PLD 1955 Federal court 240

leading case, constitutional history of Pak, Case laws


Right after the emergence of Pakistan, as an independent state, a central legislature, called as the first Constituent Assembly, was formed which was regulated under the Government of India Act, 1935. The responsibility and the functions of that Assembly was, twofold, i.e., firstly making a constitution for the state and secondly to legislate as a Supreme Legislature of the country. The Assembly comprised of a president and 76 members. There was a Governor General as the Head of the state. 


According to a convention, which was later on developed as a rule, a bill was to , be signed by the Governor-General after passing from the assembly, for becoming a law. 


Moreover, the Governor-General could dissolve any minister, in accordance with the Article 10 of the Government of India Act, 1935, which he did to the previous Prime Minister Khawaja Nazimuddin, on March 1953, and then assigned the office of PM to Muhammad Ali Bogra who was acting at that time as ambassador in U.S.A. 
The Prime Minister achieved two amendments in the Constitution which stands as follow: 
(i) He, firstly, added in the Constitution 16th July, 1954, Article 223-A (containing all type of writs). 
(ii) Secondly, he repealed Article 10 in the Constitution, by virtue of which Governor-General could dissolve the ministers.
Mr. Muhammad Ali Bogra did not get both the enactments sanctioned from the Governor-General, Malik Ghulam Muhammad. PM did, all this, due to the apprehension of being dissolved.
But on the other hand, Governor-General observed another method. He dissolved the whole Assembly on 24th April, 1954, claiming that it had become ineffective, because of the failure in achieving its goal (Constitution making) within a due course of time.
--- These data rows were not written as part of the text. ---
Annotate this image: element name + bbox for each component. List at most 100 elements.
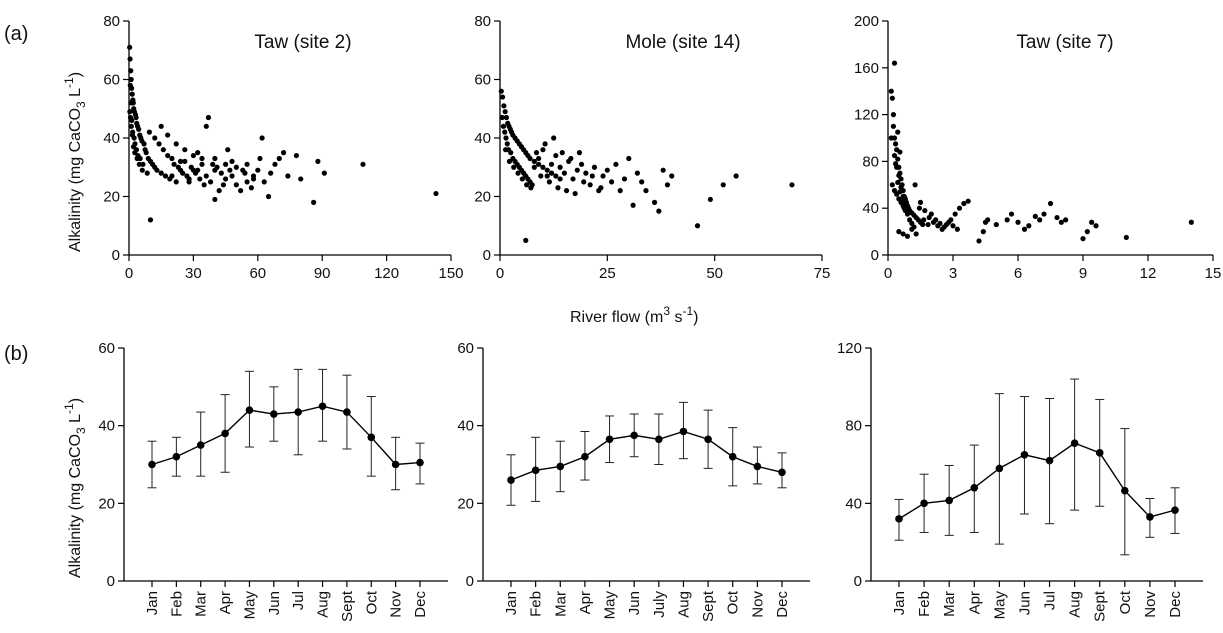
scatter-point [503,135,509,141]
x-tick-label: 0 [125,265,133,282]
scatter-point [227,167,233,173]
x-tick-label: Jan [891,591,908,615]
scatter-point [630,202,636,208]
y-tick-label: 0 [466,573,474,590]
x-tick-label: 15 [1205,265,1222,282]
scatter-point [257,155,263,162]
data-point [605,435,614,444]
scatter-point [212,196,218,203]
scatter-point [272,161,278,167]
x-label-main: River flow (m [570,309,663,326]
x-tick-label: 12 [1140,265,1157,282]
scatter-point [311,199,317,205]
scatter-point [499,114,505,121]
scatter-point [1084,229,1090,235]
scatter-point [904,233,911,239]
scatter-point [1123,234,1129,241]
x-tick-label: Apr [577,591,594,614]
scatter-point [920,221,926,228]
data-point [221,429,229,438]
scatter-point [195,150,201,156]
y-tick-label: 0 [107,573,115,590]
scatter-point [980,229,986,235]
data-point [1171,506,1179,514]
x-tick-label: Mar [552,591,569,617]
scatter-point [546,179,552,185]
scatter-point [563,188,570,194]
scatter-point [165,152,171,159]
scatter-point [891,152,898,159]
y-tick-label: 20 [474,189,491,206]
scatter-point [604,167,610,173]
panel-b-label: (b) [4,343,28,365]
scatter-point [956,205,963,211]
x-tick-label: Nov [388,591,405,618]
scatter-point [1004,217,1010,223]
scatter-point [578,161,585,167]
scatter-point [500,123,507,129]
scatter-point [950,223,956,229]
data-point [945,496,953,505]
scatter-point [985,217,991,223]
data-point [556,462,565,471]
series-line [510,430,783,481]
x-tick-label: 30 [185,265,202,282]
x-tick-label: Apr [966,591,983,614]
scatter-point [152,135,158,141]
y-tick-label: 160 [854,60,879,77]
scatter-point [195,167,201,173]
scatter-point [229,158,235,164]
scatter-point [626,155,632,162]
scatter-point [158,170,164,176]
y-tick-label: 80 [103,13,120,30]
scatter-point [898,184,904,190]
scatter-point [548,161,555,167]
scatter-point [925,221,931,228]
x-tick-label: Sept [1092,590,1109,622]
y-tick-label: 0 [871,247,879,264]
y-tick-label: 40 [474,130,491,147]
scatter-point [276,155,282,162]
y-axis-label-row-a: Alkalinity (mg CaCO3 L-1) [62,72,88,252]
scatter-point [621,176,628,182]
scatter-point [531,164,537,170]
x-label-sup1: 3 [663,304,670,318]
scatter-point [216,188,222,194]
x-tick-label: 60 [249,265,266,282]
scatter-point [965,198,971,204]
scatter-point [160,147,166,153]
scatter-point [127,109,133,115]
scatter-point [127,82,133,88]
scatter-point [1008,211,1015,217]
scatter-point [255,167,261,173]
x-axis-label: River flow (m3 s-1) [570,304,698,326]
scatter-point [583,170,589,176]
y-tick-label: 80 [845,418,862,435]
scatter-point [205,114,212,121]
x-tick-label: 3 [949,265,957,282]
scatter-point [186,179,192,185]
scatter-point [130,144,137,150]
scatter-point [197,176,203,182]
chart-panel-1: 0 20 40 60 80 0 30 60 90 120 150 Taw (site 2) [103,13,463,282]
scatter-point [212,155,218,162]
scatter-point [544,173,550,179]
chart-title: Taw (site 2) [254,32,351,53]
scatter-point [225,147,231,153]
scatter-point [233,182,239,188]
scatter-point [136,161,142,167]
scatter-point [1037,217,1043,223]
x-tick-label: 9 [1079,265,1087,282]
scatter-point [265,193,272,200]
scatter-point [1093,223,1099,229]
scatter-point [531,158,537,164]
scatter-point [293,152,300,159]
data-point [778,468,786,477]
scatter-point [244,179,250,185]
data-point [343,408,351,416]
data-point [172,452,181,461]
y-label-main: Alkalinity (mg CaCO [67,434,84,578]
scatter-point [127,56,133,62]
x-tick-label: Mar [941,591,958,617]
scatter-point [244,161,250,167]
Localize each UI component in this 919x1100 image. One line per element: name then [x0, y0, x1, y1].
Governor-General used the following words:  
“The Constituent Assembly as at present constituted has lost the confidence of the people and can no longer function.” 


After the dissolution of the Assembly on 24th April, the president of the Assembly, late Maulvi Tamizuddin Khan challenged the proclamation as unconstitutional, illegal, ultra vires, without jurisdiction and inoperative.
He asked for a writ of mandamus;
“to restrain the government from interfering with the exercise of his functions as President of the Assembly."  
And for a writ of quo-warranto with a View: 
“to determine, the validity of certain appointments to the Governor-General’s Council of Ministers.” 
The full bench of the Chief Court of Sindh decided unanimously in the favor of Maulvi Tamizuddin Khan and allowed his writ petition. 
An appeal to the Federal Court against the decision of the Sindh Court was filed by the government. The Federal Court decided the case, by the majority of four to one, in favor of the Government and rejected Maulvi Tamizuddin Khan’s petition, on 21 March, 1955  



The main points in that judgment were as under: 

(a) Overruling of the Objections: 

Court overruled the objection taken on behalf of the Government that S. 223-A of Government of India Act, 1935 which invests the Court’s powers to issue writs had not received the assent of the Governor. General.  
it was held that the Indian Independence Act, 1935, did not provide that the assent of the Governor-General was necessary. Interpretation of Article 10: 
It was also held that the new Article 10 of the Constitution limits the power of the Governor-General to have his own choice of ministers.  


The most significant point in the judgment of the Federal Court was that it did not go into the question whether the Constituent Assembly was rightly dissolved by the (governor-General. Rather, the following observations were made:  

(1) Rejection of the validity of Section 223-A:

They rejected the validity of Section 223-A of the Constitution asserting that it had not yet been received the assent of the Governor-General, so the Courts cannot issue any type of writ.  

(2) Governor-General as Constituent Part:  

Court further held that the Governor-General is a Constituent part of the legislature, by virtue of the section aforesaid.


Justice A.R. Cornelius wrote a strong dissenting Opinion presenting following reasons: 
There is no obligation that all laws made by the Constituent Assembly of a constitutional nature require the assent of the Governor-General for their validity and operation because: 
(a) Our practice demonstrates the denial of allegiance to the British Sovereign, for example, Muhammad Ali Jinnah refused to take oath as per the British Tradition; and secondly Governor-General Ghulam Muhammad did not send his assent upon the accession to British throne of Queen Elizabeth II, as was tradition. Which means we are governing this region in a different way. 
(b) The derivation of the powers of the Constituent Assembly under Section 6(1) of the Indian Independence Act, 1935 overlooked the fact that it is the creation of supra-legal power to discharge the supra-legal function of preparing a constitution for Pakistan. 
(c) The Constituent Assembly was to be placed above the Governor-General, the Chief Executive of the state, for two reasons, firstly that the 
Constituent Assembly was a sovereign body, and secondly because the statutes under which the Governor-General was required to function, were within the competence of Constituent Assembly to amend. 
(d) There could be no doubt that neither the British Sovereign nor the Governor-General, as such was part of the Constituent Assembly 


The leading judgment was that of Chief Justice Muhammad Munir with which three other judges concurred. This judgment in Tamizuddin Khan’s case paved the way for future justifications by the judiciary of patently arbitrary, malicious and capricious acts of the executive on hyper technical grounds of self-serving theories or concepts.